We can see how practically all the accounts in which the word "news" is mentioned are English-speaking, since the frequency of words in other languages is practically zero. In the case of the "others" category, it is mainly made up of hashtags or a combinations of words that the algorithm does not detect as one language or another.

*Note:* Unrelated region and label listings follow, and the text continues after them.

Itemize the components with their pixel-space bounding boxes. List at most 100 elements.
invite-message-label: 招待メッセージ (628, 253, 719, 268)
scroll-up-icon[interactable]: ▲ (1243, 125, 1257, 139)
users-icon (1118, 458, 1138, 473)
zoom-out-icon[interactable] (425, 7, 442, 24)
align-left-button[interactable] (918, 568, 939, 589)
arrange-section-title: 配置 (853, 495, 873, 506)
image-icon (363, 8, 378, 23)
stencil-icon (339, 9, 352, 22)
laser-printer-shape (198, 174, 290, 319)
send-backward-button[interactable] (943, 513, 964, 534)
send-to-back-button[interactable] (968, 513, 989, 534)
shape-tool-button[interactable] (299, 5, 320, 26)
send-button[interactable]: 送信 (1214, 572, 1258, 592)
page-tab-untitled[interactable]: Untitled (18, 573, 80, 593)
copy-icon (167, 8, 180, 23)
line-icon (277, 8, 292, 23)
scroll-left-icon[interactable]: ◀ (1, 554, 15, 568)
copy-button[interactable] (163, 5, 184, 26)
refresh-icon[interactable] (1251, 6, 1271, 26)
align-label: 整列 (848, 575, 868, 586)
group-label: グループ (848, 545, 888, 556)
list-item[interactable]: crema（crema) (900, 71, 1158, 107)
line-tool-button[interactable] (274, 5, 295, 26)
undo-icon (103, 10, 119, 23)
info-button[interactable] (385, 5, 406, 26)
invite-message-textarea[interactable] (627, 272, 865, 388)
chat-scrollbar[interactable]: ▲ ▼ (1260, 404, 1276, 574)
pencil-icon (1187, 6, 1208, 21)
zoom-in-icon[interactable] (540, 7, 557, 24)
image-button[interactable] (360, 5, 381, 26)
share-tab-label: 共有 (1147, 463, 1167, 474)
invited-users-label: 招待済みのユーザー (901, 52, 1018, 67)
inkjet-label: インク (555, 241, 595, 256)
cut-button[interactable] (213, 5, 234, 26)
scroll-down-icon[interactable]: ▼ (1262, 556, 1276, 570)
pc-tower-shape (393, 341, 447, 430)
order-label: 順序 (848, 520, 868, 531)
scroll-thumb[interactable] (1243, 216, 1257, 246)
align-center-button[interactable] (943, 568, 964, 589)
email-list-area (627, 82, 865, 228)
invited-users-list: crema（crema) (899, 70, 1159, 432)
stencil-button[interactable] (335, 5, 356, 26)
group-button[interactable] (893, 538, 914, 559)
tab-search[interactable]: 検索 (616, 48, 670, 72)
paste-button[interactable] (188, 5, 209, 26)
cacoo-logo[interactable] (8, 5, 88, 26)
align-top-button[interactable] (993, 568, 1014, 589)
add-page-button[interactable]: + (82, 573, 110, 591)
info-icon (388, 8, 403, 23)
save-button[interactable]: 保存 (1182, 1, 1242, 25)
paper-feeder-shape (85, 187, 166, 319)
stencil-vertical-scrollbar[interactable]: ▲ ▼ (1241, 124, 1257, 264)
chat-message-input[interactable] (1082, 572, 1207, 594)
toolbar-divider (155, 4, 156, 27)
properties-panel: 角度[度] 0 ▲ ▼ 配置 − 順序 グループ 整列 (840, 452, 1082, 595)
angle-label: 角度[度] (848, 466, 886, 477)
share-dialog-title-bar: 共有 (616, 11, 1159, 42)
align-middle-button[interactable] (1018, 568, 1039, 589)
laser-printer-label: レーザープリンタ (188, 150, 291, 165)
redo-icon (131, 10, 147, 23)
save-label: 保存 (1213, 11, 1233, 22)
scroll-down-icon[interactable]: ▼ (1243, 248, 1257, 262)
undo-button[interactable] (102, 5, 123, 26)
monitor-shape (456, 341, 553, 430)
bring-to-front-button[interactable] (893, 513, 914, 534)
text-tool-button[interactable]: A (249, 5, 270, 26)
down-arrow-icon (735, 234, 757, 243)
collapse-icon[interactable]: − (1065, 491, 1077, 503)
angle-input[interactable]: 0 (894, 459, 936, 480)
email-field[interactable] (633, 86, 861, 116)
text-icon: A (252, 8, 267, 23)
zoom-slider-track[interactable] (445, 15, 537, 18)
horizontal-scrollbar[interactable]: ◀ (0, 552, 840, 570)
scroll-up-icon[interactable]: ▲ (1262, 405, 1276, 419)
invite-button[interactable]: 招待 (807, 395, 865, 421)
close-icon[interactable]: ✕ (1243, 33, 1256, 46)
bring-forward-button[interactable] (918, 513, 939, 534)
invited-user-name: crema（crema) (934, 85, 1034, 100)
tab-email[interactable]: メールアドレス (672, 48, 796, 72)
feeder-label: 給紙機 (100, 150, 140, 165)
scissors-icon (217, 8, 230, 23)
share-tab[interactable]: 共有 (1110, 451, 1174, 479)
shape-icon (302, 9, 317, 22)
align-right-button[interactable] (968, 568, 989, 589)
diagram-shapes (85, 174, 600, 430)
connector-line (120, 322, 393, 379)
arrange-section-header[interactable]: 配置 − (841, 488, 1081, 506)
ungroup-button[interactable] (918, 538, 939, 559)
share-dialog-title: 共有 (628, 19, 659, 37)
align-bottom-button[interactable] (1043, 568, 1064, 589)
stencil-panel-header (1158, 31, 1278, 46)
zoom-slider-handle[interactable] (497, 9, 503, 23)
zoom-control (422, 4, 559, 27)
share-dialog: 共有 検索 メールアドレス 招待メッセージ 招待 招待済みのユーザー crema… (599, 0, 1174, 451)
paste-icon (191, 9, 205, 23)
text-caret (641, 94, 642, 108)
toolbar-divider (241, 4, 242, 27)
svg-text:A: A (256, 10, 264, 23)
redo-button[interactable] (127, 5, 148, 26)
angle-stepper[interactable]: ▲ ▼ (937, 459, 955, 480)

Finally, and focusing more on the visual aspect of the database, we are going to study the recommendations that TikTok makes of users. Having already selected the users with the most popular videos on the subject, we are going to study the network of recommendations generated by the algorithm and check if there is any pattern.

In [None]:
#Graph of the recommendations
query = """
WITH ['president.putin.fanpage','viceworldnews','bikini.bottom.news','skynews','cheddygrace','xenasolo','cbsnews','world247breakingnews','abc15arizona','matthewcassel','aaronparnas6','planefinder','mihhail83','military_thingz','visegrad24','random.content99','politicsoftheworld','aviationhxb','cbsmornings','city__resident'] as users
 MATCH (u:user)-[r:recommends]->(a:user)
 WHERE u.id in users
 RETURN *
"""
graph.run(query);


In [61]:
#List of the names of the recommended accounts
query = """
WITH ['president.putin.fanpage','viceworldnews','bikini.bottom.news','skynews','cheddygrace','xenasolo','cbsnews','world247breakingnews','abc15arizona','matthewcassel','aaronparnas6','planefinder','mihhail83','military_thingz','visegrad24','random.content99','politicsoftheworld','aviationhxb','cbsmornings','city__resident'] as users
 MATCH (u:user)-[r:recommends]->(a:user)
 WHERE u.id in users 
RETURN DISTINCT a.id
"""
graph.run(query);

#There are 516

In [65]:
query = """
WITH ['president.putin.fanpage','viceworldnews','bikini.bottom.news','skynews','cheddygrace','xenasolo','cbsnews','world247breakingnews','abc15arizona','matthewcassel','aaronparnas6','planefinder','mihhail83','military_thingz','visegrad24','random.content99','politicsoftheworld','aviationhxb','cbsmornings','city__resident'] as users
 MATCH (u:user)-[r:recommends]->(a:user)
 WHERE u.id in users
RETURN a.id as RecommendedAccount,count(*) as recommendCnt, a.verified as VerifiedAccount
ORDER BY recommendCnt DESC
"""
lista=pd.DataFrame(graph.run(query).data())
lista.head(20)

Unnamed: 0,RecommendedAccount,recommendCnt,VerifiedAccount
0,c4news,5,1
1,skynews,3,1
2,thealetheiaproject,3,0
3,internationalnews12365,3,0
4,24news4u,3,0
5,forcesnews,3,0
6,latestnewsss,3,0
7,istandwithukraine39,3,0
8,underthedesknews,3,1
9,typical_democrat,3,0


In [67]:
#Accounts that recommend you "c4news"
query = """
WITH ['president.putin.fanpage','viceworldnews','bikini.bottom.news','skynews','cheddygrace','xenasolo','cbsnews','world247breakingnews','abc15arizona','matthewcassel','aaronparnas6','planefinder','mihhail83','military_thingz','visegrad24','random.content99','politicsoftheworld','aviationhxb','cbsmornings','city__resident'] as users
 MATCH (u:user)-[r:recommends]->(a:user)
 WHERE u.id in users and a.id="c4news"
RETURN u.id ,u.verified as VerifiedAccount

"""
lista=pd.DataFrame(graph.run(query).data())
lista

Unnamed: 0,u.id,VerifiedAccount
0,skynews,1
1,cbsmornings,1
2,viceworldnews,1
3,bikini.bottom.news,0
4,aaronparnas6,0


In [68]:
#Accounts that recommend you "skynews"
query = """
WITH ['president.putin.fanpage','viceworldnews','bikini.bottom.news','skynews','cheddygrace','xenasolo','cbsnews','world247breakingnews','abc15arizona','matthewcassel','aaronparnas6','planefinder','mihhail83','military_thingz','visegrad24','random.content99','politicsoftheworld','aviationhxb','cbsmornings','city__resident'] as users
 MATCH (u:user)-[r:recommends]->(a:user)
 WHERE u.id in users and a.id="skynews"
RETURN u.id ,u.verified as VerifiedAccount

"""
lista=pd.DataFrame(graph.run(query).data())
lista

Unnamed: 0,u.id,VerifiedAccount
0,president.putin.fanpage,0
1,viceworldnews,1
2,cbsmornings,1


As we can see there is a clear winner when it comes to being recommended and it is the "c4news" account. Although there is no pattern, we can see how news content tends to recommend accounts that contain the term "news" or international content in their name.